Dans quelques jours, le 13 janvier, les cinq chefs d’État impliqués dans le G5 Sahel se rendront à Pau (France) afin d’échanger avec Macron. Oui ou non les dirigeants africains concernés souhaitent-ils que les armées françaises restent dans leurs pays?
C’est la question qui sera au coeur du débat. Mais, débat
vraiment? Du moins, il s’agit de venir répondre au président de la République française, lui dire clairement si le Sahel a besoin de ses armées et, dans le cas d’une réponse positive à la question posée, ce qui ne fait plus l’ombre d’un doute, formaliser le « oui » à la France pour que cesse le sentiment anti-français largement répandu dans les pays en cause.
En effet, à ce jour, aucun des chefs d’État sahéliens n’a exprimé la moindre récusation des troupes françaises et leur départ du Sahel. Bien au contraire, tous ont laissé savoir que le maintien de la présence militaire française est une nécessité dans les conditions actuelles, un impératif même, voire un sésame qu’il faut renforcer. N’empêche que le sentiment anti-français ne se dissipe et, d’ailleurs, il va s’amplifiant. Il y a, semble-t-il, dans cette dichotomie entre gouvernants et gouvernés sur la question, un grand tort imputable aux dirigeants.
Autant ces derniers sont prompts à réagir aux sollicitations françaises dans le sens voulu par les autorités de Paris, autant ils manquent de pédagogie dans la communication pour expliquer à leurs peuples ce qu’ils estiment être des positions de bonne saison par rapport aux relations avec la France. Or, dans une démocratie, l’opinion publique nationale n’est jamais une quantité négligeable, surtout quand elle est largement opposée à la direction prise par le pouvoir, dans quelque affaire que ce soit.
IBK comme Mahamadou Issoufi, pour ne citer que deux sur cinq, ont toujours affirmé et réaffirmé haut et fort, souvent avec une emphase révoltante, à l’occasion des opportunités d’interviews ou de discours officiels, encore si ce n’est pas dans des circonstances dramatiques comme les massacres des soldats des armées nationales régulières, leurs convictions fortes que la France est un partenaire incontournable, voire idéal.

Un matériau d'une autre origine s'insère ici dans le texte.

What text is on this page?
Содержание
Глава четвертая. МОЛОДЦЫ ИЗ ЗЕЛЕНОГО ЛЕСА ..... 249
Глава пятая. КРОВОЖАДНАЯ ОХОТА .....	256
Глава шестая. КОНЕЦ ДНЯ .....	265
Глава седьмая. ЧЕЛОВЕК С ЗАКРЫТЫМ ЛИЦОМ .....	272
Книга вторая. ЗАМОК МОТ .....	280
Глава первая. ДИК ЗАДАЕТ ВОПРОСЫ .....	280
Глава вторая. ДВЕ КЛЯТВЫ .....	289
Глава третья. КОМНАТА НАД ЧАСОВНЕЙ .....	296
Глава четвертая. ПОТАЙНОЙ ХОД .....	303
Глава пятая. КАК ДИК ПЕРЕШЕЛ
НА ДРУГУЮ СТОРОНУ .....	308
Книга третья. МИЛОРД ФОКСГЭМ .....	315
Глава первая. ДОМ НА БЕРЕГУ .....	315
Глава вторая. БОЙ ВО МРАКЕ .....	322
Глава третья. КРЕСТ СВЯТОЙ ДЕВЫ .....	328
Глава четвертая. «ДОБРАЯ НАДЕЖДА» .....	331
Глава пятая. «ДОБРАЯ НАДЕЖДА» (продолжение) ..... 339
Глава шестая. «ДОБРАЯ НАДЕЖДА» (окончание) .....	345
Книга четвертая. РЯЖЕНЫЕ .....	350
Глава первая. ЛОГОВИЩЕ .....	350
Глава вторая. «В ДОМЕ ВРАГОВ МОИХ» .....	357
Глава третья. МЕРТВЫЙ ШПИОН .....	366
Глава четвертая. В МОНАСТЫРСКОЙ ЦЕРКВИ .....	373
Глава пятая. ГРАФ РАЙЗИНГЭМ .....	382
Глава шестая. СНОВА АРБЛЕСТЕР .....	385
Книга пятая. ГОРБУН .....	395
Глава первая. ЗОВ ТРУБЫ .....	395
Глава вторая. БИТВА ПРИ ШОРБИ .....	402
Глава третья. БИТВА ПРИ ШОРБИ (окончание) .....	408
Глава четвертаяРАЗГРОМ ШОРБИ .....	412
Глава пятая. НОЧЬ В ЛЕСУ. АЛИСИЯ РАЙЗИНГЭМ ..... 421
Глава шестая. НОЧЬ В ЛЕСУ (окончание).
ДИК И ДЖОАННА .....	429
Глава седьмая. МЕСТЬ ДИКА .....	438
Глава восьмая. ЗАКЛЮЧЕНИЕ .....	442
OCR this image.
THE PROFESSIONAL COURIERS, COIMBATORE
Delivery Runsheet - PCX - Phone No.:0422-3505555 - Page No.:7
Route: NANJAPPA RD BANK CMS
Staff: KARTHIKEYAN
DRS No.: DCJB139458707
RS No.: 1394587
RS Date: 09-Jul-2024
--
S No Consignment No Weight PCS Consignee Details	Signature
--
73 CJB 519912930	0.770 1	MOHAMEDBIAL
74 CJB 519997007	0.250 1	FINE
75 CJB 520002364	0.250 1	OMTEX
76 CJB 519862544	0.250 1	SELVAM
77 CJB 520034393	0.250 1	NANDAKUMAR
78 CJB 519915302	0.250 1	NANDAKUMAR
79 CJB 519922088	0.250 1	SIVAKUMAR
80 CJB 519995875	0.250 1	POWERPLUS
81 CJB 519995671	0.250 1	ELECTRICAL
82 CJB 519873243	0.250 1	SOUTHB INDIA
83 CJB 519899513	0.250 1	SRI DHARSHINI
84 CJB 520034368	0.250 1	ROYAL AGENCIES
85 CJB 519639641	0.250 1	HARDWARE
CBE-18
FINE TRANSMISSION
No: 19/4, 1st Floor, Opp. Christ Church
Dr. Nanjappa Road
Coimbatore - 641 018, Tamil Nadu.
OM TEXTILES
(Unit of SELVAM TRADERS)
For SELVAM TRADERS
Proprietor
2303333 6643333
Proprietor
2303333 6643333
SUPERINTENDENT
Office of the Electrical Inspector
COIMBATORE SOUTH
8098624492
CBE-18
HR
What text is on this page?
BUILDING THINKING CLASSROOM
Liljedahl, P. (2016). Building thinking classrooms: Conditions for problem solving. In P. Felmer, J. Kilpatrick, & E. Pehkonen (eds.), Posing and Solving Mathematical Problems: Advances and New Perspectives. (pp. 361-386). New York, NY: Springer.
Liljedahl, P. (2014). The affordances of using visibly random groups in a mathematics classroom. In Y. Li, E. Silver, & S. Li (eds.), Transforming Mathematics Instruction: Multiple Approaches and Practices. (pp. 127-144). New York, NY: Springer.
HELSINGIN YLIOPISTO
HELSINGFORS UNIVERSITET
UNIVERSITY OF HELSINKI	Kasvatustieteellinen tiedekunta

Mais jamais ils n’ont pris la moindre initiative d’expliquer posément les enjeux réels et les raisons qui font qu’ils tiennent tant à la présence militaire française dans leurs pays. Conséquence fâcheuse de ce déficit de communication politique, le sentiment anti-français, comme l’a justement souligné Macron, est souvent porté par des responsables politiques. Il n’y a aucun doute que les peuples du Sahel voient d’un mauvais oeil la présence militaire française dans leurs pays parce que celle-ci est pléthorique, avec une impressionnante armada guerrière (Mirage 2000, Gazelle, etc.) mais dont on ne voit pas l’efficacité.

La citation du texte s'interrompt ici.